The good thing about this situation is that there is a deadline. Sunday! This means that I know that I’ll have the workshop done by then. Of that I’m sure.
When I commit to something I follow through (but just ask my girlfriend how hard is it to get to commit to something 🙂 well that’s an entirely other story).
I have given speeches on the subject plenty of times, so I know my stuff. But this crowd ended up wanting more of a workshop and I’ve had to tweak my content.
Actually I enjoy getting out and spreading my message about you should work less and live more and inspiring other people to take action enormously, so it’s not the event itself that has ruined my day. No, it’s something called “process”.

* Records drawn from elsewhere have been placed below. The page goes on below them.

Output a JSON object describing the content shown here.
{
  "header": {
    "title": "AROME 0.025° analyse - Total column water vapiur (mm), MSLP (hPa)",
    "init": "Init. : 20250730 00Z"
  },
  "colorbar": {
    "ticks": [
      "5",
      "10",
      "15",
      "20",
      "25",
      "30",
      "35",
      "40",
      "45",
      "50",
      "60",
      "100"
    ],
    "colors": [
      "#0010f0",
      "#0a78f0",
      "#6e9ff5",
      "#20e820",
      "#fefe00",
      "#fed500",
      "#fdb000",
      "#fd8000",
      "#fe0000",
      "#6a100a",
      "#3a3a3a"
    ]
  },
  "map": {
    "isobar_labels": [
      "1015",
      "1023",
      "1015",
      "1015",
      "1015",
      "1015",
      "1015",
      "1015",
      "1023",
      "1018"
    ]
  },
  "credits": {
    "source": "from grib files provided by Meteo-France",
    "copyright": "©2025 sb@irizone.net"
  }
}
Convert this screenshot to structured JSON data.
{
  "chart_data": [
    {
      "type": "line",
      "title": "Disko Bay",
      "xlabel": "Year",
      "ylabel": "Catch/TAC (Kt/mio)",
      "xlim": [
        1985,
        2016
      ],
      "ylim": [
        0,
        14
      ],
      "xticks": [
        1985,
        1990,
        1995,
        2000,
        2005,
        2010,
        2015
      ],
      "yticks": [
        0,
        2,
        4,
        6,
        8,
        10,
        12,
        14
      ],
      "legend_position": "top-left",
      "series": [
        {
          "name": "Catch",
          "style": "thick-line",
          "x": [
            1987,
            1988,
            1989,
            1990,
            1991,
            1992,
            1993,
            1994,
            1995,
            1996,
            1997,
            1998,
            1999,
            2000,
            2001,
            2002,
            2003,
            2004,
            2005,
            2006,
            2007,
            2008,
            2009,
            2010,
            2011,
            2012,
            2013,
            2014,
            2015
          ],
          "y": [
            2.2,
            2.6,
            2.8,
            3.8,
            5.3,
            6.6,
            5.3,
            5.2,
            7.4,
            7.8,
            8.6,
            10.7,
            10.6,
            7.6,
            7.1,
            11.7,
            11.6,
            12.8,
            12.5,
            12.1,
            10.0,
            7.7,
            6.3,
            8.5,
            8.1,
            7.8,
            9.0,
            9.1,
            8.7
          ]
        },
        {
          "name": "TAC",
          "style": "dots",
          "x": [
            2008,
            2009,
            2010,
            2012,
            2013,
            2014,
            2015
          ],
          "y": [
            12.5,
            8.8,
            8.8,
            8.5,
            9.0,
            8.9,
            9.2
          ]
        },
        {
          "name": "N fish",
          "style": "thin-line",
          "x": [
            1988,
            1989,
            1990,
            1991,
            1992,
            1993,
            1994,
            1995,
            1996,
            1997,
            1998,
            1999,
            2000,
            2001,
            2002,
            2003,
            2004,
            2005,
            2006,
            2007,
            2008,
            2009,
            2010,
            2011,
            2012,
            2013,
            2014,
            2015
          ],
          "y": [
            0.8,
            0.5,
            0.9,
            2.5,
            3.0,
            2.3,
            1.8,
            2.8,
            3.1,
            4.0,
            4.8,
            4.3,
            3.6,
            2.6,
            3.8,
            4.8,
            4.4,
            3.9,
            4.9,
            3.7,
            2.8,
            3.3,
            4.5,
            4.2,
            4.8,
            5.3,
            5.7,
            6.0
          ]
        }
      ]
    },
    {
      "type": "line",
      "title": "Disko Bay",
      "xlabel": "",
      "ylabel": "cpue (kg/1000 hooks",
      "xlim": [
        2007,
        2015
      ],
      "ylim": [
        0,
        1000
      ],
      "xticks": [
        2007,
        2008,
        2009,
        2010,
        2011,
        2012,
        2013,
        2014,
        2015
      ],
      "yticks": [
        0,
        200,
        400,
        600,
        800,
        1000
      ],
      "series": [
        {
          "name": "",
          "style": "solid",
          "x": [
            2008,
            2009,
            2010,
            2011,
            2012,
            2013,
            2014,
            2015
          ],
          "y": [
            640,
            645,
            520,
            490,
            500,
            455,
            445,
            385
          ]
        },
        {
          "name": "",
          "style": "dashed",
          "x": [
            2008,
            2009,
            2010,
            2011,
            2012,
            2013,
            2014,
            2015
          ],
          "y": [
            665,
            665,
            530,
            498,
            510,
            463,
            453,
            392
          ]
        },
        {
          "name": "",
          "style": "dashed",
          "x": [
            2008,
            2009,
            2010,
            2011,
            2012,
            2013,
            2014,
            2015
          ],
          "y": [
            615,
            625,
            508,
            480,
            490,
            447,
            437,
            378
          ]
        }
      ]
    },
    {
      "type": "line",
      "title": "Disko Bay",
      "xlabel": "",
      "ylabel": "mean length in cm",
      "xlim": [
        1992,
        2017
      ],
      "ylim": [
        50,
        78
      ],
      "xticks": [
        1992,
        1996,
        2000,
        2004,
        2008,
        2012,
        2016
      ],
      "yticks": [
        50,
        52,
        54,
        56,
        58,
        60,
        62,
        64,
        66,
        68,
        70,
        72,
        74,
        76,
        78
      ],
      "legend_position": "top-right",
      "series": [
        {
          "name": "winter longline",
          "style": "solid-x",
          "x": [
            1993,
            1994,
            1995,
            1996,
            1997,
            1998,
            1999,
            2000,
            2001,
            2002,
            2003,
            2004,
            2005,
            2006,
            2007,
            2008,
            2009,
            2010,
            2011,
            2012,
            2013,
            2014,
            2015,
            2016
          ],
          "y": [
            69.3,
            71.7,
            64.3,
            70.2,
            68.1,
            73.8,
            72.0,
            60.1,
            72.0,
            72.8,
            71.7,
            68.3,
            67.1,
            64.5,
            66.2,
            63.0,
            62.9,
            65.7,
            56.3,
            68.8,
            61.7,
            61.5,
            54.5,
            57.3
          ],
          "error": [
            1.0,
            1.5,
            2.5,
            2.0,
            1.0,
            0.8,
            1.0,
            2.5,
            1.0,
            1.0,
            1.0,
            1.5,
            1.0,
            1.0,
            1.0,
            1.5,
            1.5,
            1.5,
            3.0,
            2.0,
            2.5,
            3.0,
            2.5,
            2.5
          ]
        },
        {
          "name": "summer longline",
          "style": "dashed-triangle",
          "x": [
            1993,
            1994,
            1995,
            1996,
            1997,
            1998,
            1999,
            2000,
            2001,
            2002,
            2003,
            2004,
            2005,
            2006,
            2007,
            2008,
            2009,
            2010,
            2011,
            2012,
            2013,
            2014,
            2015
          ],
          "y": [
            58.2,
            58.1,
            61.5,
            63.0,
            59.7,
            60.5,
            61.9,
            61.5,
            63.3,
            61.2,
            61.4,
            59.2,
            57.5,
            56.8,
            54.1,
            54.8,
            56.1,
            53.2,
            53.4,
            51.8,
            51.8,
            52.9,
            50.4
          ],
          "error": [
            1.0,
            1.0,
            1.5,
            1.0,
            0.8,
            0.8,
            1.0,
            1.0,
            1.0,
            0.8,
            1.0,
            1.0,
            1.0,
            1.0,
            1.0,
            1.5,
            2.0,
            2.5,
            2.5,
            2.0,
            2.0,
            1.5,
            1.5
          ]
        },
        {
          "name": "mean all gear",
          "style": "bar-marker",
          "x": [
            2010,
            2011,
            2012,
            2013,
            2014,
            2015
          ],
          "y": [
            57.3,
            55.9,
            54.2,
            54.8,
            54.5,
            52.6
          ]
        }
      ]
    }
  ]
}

Now I like telling people that they should “live more” and if living is defined by staying or living in the moment, I tend to suck at this if it means that I should enjoy the journey towards a clearly defined goal.
I guess that there are three types of people
The ones who focus on the goal or result (result oriented – driven by the future) and
The ones who focus on the process or getting to the goal (process oriented – driven by the present).

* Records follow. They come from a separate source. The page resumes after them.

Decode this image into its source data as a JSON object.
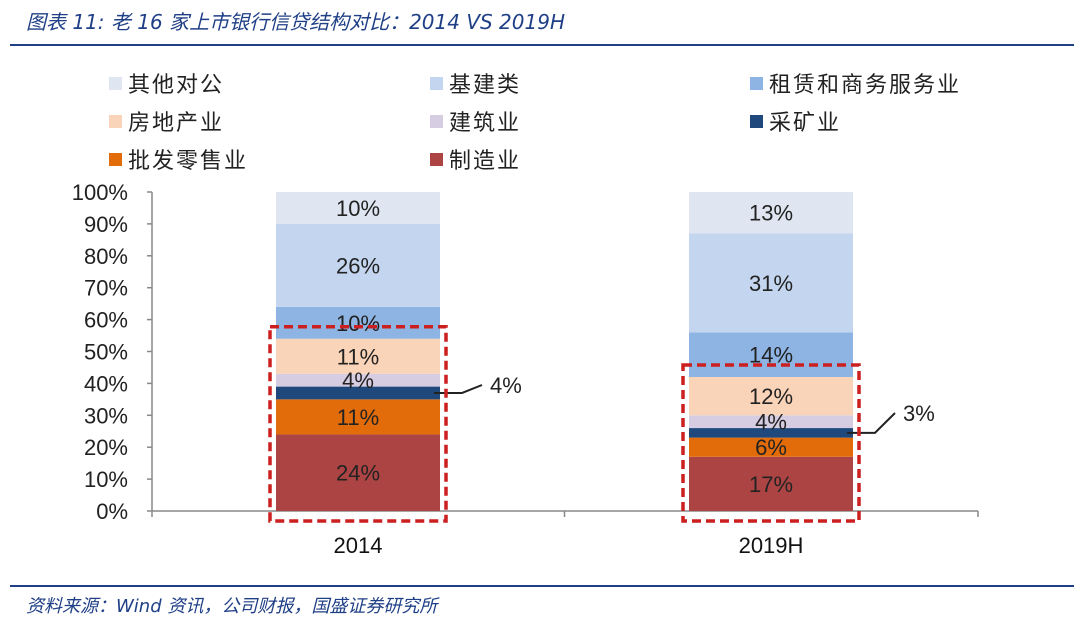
{
  "header": {
    "title": "图表 11:  老 16 家上市银行信贷结构对比：2014 VS 2019H"
  },
  "footer": {
    "source": "资料来源：Wind 资讯，公司财报，国盛证券研究所"
  },
  "colors": {
    "other_corporate": "#dfe6f1",
    "infrastructure": "#c4d6ef",
    "leasing_business": "#8db4e3",
    "real_estate": "#fad4b8",
    "construction": "#d6cde2",
    "mining": "#1f497d",
    "wholesale_retail": "#e36c0a",
    "manufacturing": "#ad4444",
    "highlight_box": "#cc1f1f",
    "rule": "#1f3f86"
  },
  "chart_data": {
    "type": "bar",
    "stacked": true,
    "percent_stacked": true,
    "categories": [
      "2014",
      "2019H"
    ],
    "series": [
      {
        "key": "manufacturing",
        "name": "制造业",
        "values": [
          24,
          17
        ],
        "labels": [
          "24%",
          "17%"
        ]
      },
      {
        "key": "wholesale_retail",
        "name": "批发零售业",
        "values": [
          11,
          6
        ],
        "labels": [
          "11%",
          "6%"
        ]
      },
      {
        "key": "mining",
        "name": "采矿业",
        "values": [
          4,
          3
        ],
        "labels": [
          "4%",
          "3%"
        ]
      },
      {
        "key": "construction",
        "name": "建筑业",
        "values": [
          4,
          4
        ],
        "labels": [
          "4%",
          "4%"
        ]
      },
      {
        "key": "real_estate",
        "name": "房地产业",
        "values": [
          11,
          12
        ],
        "labels": [
          "11%",
          "12%"
        ]
      },
      {
        "key": "leasing_business",
        "name": "租赁和商务服务业",
        "values": [
          10,
          14
        ],
        "labels": [
          "10%",
          "14%"
        ]
      },
      {
        "key": "infrastructure",
        "name": "基建类",
        "values": [
          26,
          31
        ],
        "labels": [
          "26%",
          "31%"
        ]
      },
      {
        "key": "other_corporate",
        "name": "其他对公",
        "values": [
          10,
          13
        ],
        "labels": [
          "10%",
          "13%"
        ]
      }
    ],
    "legend_order": [
      "other_corporate",
      "infrastructure",
      "leasing_business",
      "real_estate",
      "construction",
      "mining",
      "wholesale_retail",
      "manufacturing"
    ],
    "y_ticks": [
      "0%",
      "10%",
      "20%",
      "30%",
      "40%",
      "50%",
      "60%",
      "70%",
      "80%",
      "90%",
      "100%"
    ],
    "ylim": [
      0,
      100
    ],
    "highlight": "manufacturing, wholesale & retail, mining, construction and real estate outlined with red dashed box"
  }
}
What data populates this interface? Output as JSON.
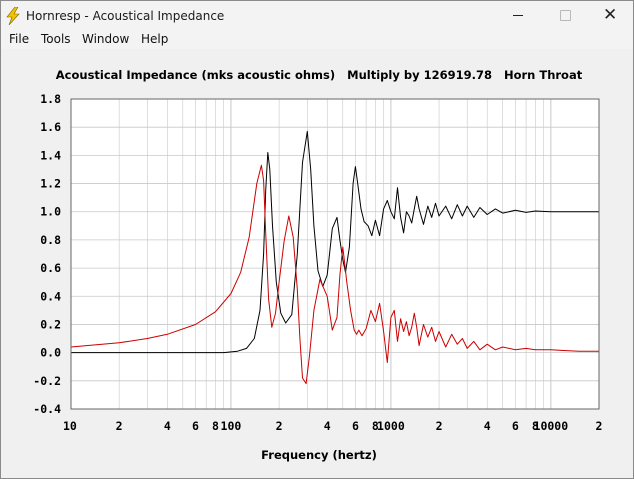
{
  "window": {
    "title": "Hornresp - Acoustical Impedance",
    "icon": "lightning-bolt-icon",
    "controls": {
      "minimize": "minimize-icon",
      "maximize": "maximize-icon",
      "close": "close-icon",
      "close_glyph": "✕"
    }
  },
  "menu": [
    {
      "label": "File"
    },
    {
      "label": "Tools"
    },
    {
      "label": "Window"
    },
    {
      "label": "Help"
    }
  ],
  "colors": {
    "plot_background": "#ffffff",
    "grid": "#c8c8c8",
    "series_black": "#000000",
    "series_red": "#cc0000"
  },
  "chart_data": {
    "type": "line",
    "title": "Acoustical Impedance (mks acoustic ohms)   Multiply by 126919.78   Horn Throat",
    "xlabel": "Frequency (hertz)",
    "ylabel": "",
    "x_scale": "log",
    "xlim": [
      10,
      20000
    ],
    "ylim": [
      -0.4,
      1.8
    ],
    "grid": true,
    "legend": "none",
    "x_ticks": [
      {
        "value": 10,
        "label": "10"
      },
      {
        "value": 20,
        "label": "2"
      },
      {
        "value": 40,
        "label": "4"
      },
      {
        "value": 60,
        "label": "6"
      },
      {
        "value": 80,
        "label": "8"
      },
      {
        "value": 100,
        "label": "100"
      },
      {
        "value": 200,
        "label": "2"
      },
      {
        "value": 400,
        "label": "4"
      },
      {
        "value": 600,
        "label": "6"
      },
      {
        "value": 800,
        "label": "8"
      },
      {
        "value": 1000,
        "label": "1000"
      },
      {
        "value": 2000,
        "label": "2"
      },
      {
        "value": 4000,
        "label": "4"
      },
      {
        "value": 6000,
        "label": "6"
      },
      {
        "value": 8000,
        "label": "8"
      },
      {
        "value": 10000,
        "label": "10000"
      },
      {
        "value": 20000,
        "label": "2"
      }
    ],
    "y_ticks": [
      {
        "value": 1.8,
        "label": "1.8"
      },
      {
        "value": 1.6,
        "label": "1.6"
      },
      {
        "value": 1.4,
        "label": "1.4"
      },
      {
        "value": 1.2,
        "label": "1.2"
      },
      {
        "value": 1.0,
        "label": "1.0"
      },
      {
        "value": 0.8,
        "label": "0.8"
      },
      {
        "value": 0.6,
        "label": "0.6"
      },
      {
        "value": 0.4,
        "label": "0.4"
      },
      {
        "value": 0.2,
        "label": "0.2"
      },
      {
        "value": 0.0,
        "label": "0.0"
      },
      {
        "value": -0.2,
        "label": "-0.2"
      },
      {
        "value": -0.4,
        "label": "-0.4"
      }
    ],
    "series": [
      {
        "color": "#000000",
        "x": [
          10,
          60,
          90,
          110,
          125,
          140,
          152,
          160,
          165,
          170,
          175,
          182,
          192,
          205,
          220,
          240,
          260,
          280,
          300,
          315,
          330,
          350,
          375,
          400,
          430,
          460,
          480,
          500,
          520,
          550,
          580,
          600,
          620,
          650,
          680,
          720,
          760,
          800,
          850,
          900,
          950,
          1000,
          1050,
          1100,
          1150,
          1200,
          1250,
          1300,
          1350,
          1400,
          1450,
          1500,
          1600,
          1700,
          1800,
          1900,
          2000,
          2200,
          2400,
          2600,
          2800,
          3000,
          3300,
          3600,
          4000,
          4500,
          5000,
          6000,
          7000,
          8000,
          10000,
          12000,
          15000,
          20000
        ],
        "y": [
          0.0,
          0.0,
          0.0,
          0.01,
          0.03,
          0.1,
          0.3,
          0.7,
          1.15,
          1.42,
          1.3,
          0.9,
          0.5,
          0.28,
          0.21,
          0.27,
          0.7,
          1.35,
          1.57,
          1.3,
          0.9,
          0.58,
          0.47,
          0.55,
          0.88,
          0.96,
          0.8,
          0.66,
          0.57,
          0.75,
          1.2,
          1.32,
          1.2,
          1.02,
          0.93,
          0.9,
          0.83,
          0.94,
          0.83,
          1.02,
          1.08,
          1.0,
          0.95,
          1.17,
          0.96,
          0.85,
          1.0,
          0.97,
          0.92,
          1.02,
          1.11,
          1.02,
          0.91,
          1.04,
          0.96,
          1.06,
          0.97,
          1.04,
          0.95,
          1.05,
          0.97,
          1.04,
          0.96,
          1.03,
          0.98,
          1.02,
          0.99,
          1.01,
          0.995,
          1.005,
          1.0,
          1.0,
          1.0,
          1.0
        ]
      },
      {
        "color": "#cc0000",
        "x": [
          10,
          20,
          30,
          40,
          60,
          80,
          100,
          115,
          130,
          145,
          155,
          160,
          165,
          172,
          180,
          190,
          200,
          215,
          230,
          245,
          260,
          270,
          280,
          295,
          310,
          330,
          360,
          400,
          430,
          460,
          480,
          500,
          530,
          560,
          590,
          610,
          630,
          660,
          700,
          750,
          800,
          850,
          900,
          950,
          1000,
          1050,
          1100,
          1150,
          1200,
          1250,
          1300,
          1350,
          1400,
          1450,
          1500,
          1600,
          1700,
          1800,
          1900,
          2000,
          2200,
          2400,
          2600,
          2800,
          3000,
          3300,
          3600,
          4000,
          4500,
          5000,
          6000,
          7000,
          8000,
          10000,
          12000,
          15000,
          20000
        ],
        "y": [
          0.04,
          0.07,
          0.1,
          0.13,
          0.2,
          0.29,
          0.42,
          0.57,
          0.82,
          1.2,
          1.33,
          1.22,
          0.85,
          0.38,
          0.18,
          0.28,
          0.5,
          0.79,
          0.97,
          0.82,
          0.45,
          0.1,
          -0.18,
          -0.22,
          -0.02,
          0.3,
          0.52,
          0.4,
          0.16,
          0.25,
          0.55,
          0.75,
          0.5,
          0.3,
          0.16,
          0.13,
          0.16,
          0.12,
          0.17,
          0.3,
          0.22,
          0.35,
          0.15,
          -0.07,
          0.25,
          0.3,
          0.08,
          0.24,
          0.15,
          0.22,
          0.12,
          0.18,
          0.28,
          0.18,
          0.05,
          0.2,
          0.11,
          0.18,
          0.08,
          0.15,
          0.04,
          0.13,
          0.06,
          0.1,
          0.03,
          0.08,
          0.02,
          0.06,
          0.02,
          0.04,
          0.02,
          0.03,
          0.02,
          0.02,
          0.015,
          0.01,
          0.01
        ]
      }
    ]
  }
}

The ones who focus on past experiences and how they apply to the current situation (experience oriented – driven by past)
I tend to focus all my energy on the goal itself and I’m having a real hard time enjoying the process getting there.

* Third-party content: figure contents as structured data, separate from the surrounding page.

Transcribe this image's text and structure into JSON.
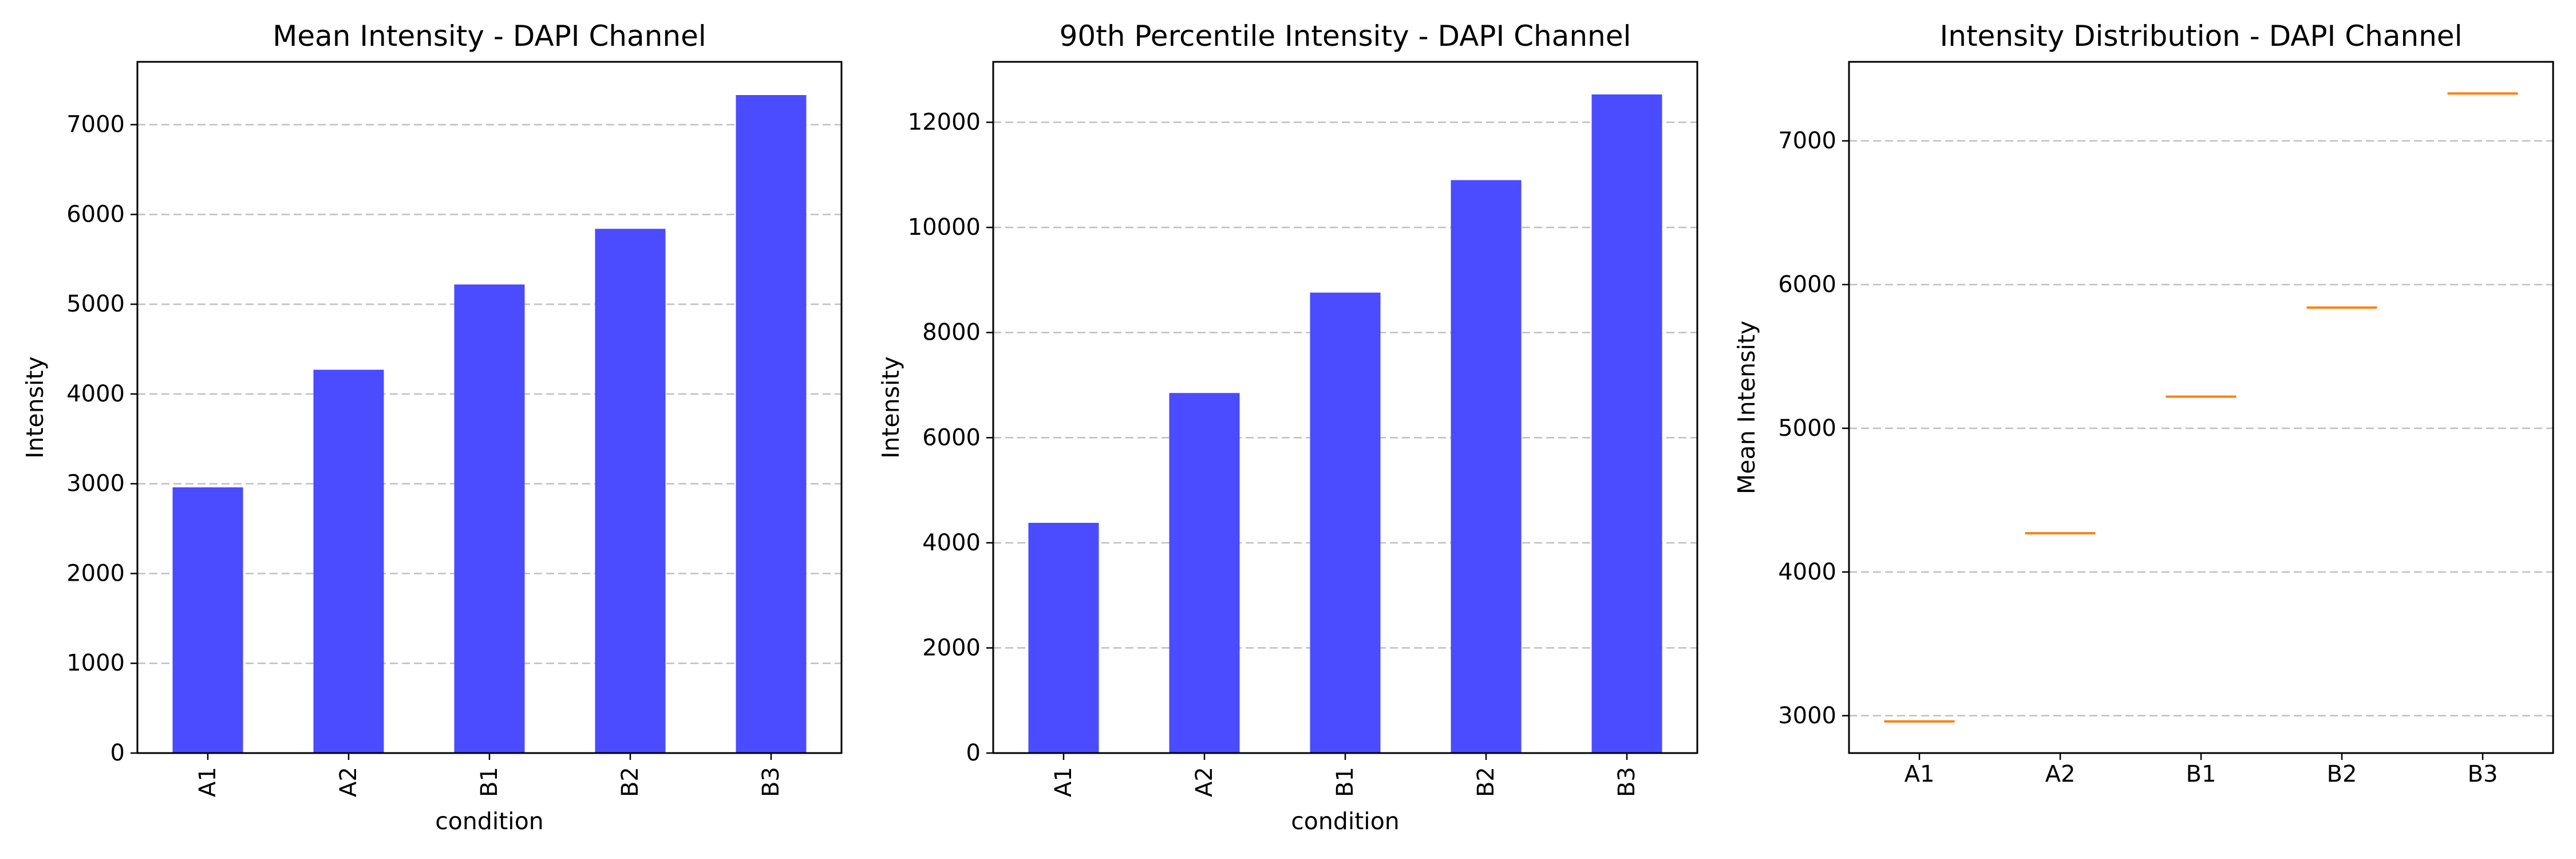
{
  "chart_data": [
    {
      "type": "bar",
      "title": "Mean Intensity - DAPI Channel",
      "xlabel": "condition",
      "ylabel": "Intensity",
      "categories": [
        "A1",
        "A2",
        "B1",
        "B2",
        "B3"
      ],
      "values": [
        2960,
        4270,
        5220,
        5840,
        7330
      ],
      "ylim": [
        0,
        7700
      ],
      "yticks": [
        0,
        1000,
        2000,
        3000,
        4000,
        5000,
        6000,
        7000
      ],
      "xtick_rotation": "vertical",
      "grid": "y-dashed",
      "color": "#4b4bff"
    },
    {
      "type": "bar",
      "title": "90th Percentile Intensity - DAPI Channel",
      "xlabel": "condition",
      "ylabel": "Intensity",
      "categories": [
        "A1",
        "A2",
        "B1",
        "B2",
        "B3"
      ],
      "values": [
        4380,
        6850,
        8760,
        10900,
        12530
      ],
      "ylim": [
        0,
        13150
      ],
      "yticks": [
        0,
        2000,
        4000,
        6000,
        8000,
        10000,
        12000
      ],
      "xtick_rotation": "vertical",
      "grid": "y-dashed",
      "color": "#4b4bff"
    },
    {
      "type": "box",
      "title": "Intensity Distribution - DAPI Channel",
      "xlabel": "",
      "ylabel": "Mean Intensity",
      "categories": [
        "A1",
        "A2",
        "B1",
        "B2",
        "B3"
      ],
      "values": [
        2960,
        4270,
        5220,
        5840,
        7330
      ],
      "ylim": [
        2740,
        7550
      ],
      "yticks": [
        3000,
        4000,
        5000,
        6000,
        7000
      ],
      "xtick_rotation": "horizontal",
      "grid": "y-dashed",
      "color": "#ff7f0e"
    }
  ]
}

And that’s why I’ve had a bad day. I didn’t get much closer to my goal. Even though I’d done my morning run (running aprox. 6km three times per week) I had low energy levels and felt stuck.
But I know I’m not supposed feeling bad about this. Heck, creating a two hour workshop or two full days of seminar (which I’m doing in September here in Denmark) takes time and is not really that easy. And instead of feeling down about lacking process and not getting closer to my goal, I should embrace the fact that it’s meant to be hard and just enjoy it.
So right now I’m banging my head against the walls (well not literally) because I felt today was a failure, instead of accepting that I did indeed get something out of the day. I get to structure my thoughts on the subject at hand and this is pretty darn important too, and I got to write this to get my frustrations out, which again meant that I can now see how stupid my head banging is.
Treatment by writing I guess.
I guess that this is a method you can use as well if you’ve had a bad day. Write it down and analyse it as you do. When you finish writing there’s a good chance you feel better about your day 🙂
And now that you’re here, a couple of thoughts about the three types of people.
The Result Oriented
It’s all about getting to the goal fast, so these types tend to forget planning a bit. They just want to get about and kick the ball. They are future oriented as this is where the goal is located. Once they reach their goal, they often tend to overlook this fact because they are on to the next goal.
The Process Oriented
They enjoy the process a lot and focused much on the present. They are not so concerned about the end result or goal, as they know that they will get there eventually. There is a risk that they will never reach their goal (or it will slide) simply because it’s really not that important (but cakes at meetings ARE!)
The Experience Oriented
They tend to compare every situation with something in there past. This makes them really good planners as they can apply the past experiences to the present. However they are not visionaries and can therefore have a hard time focusing on issues that have not been done before.
So all types have pros and cons. Which type are you?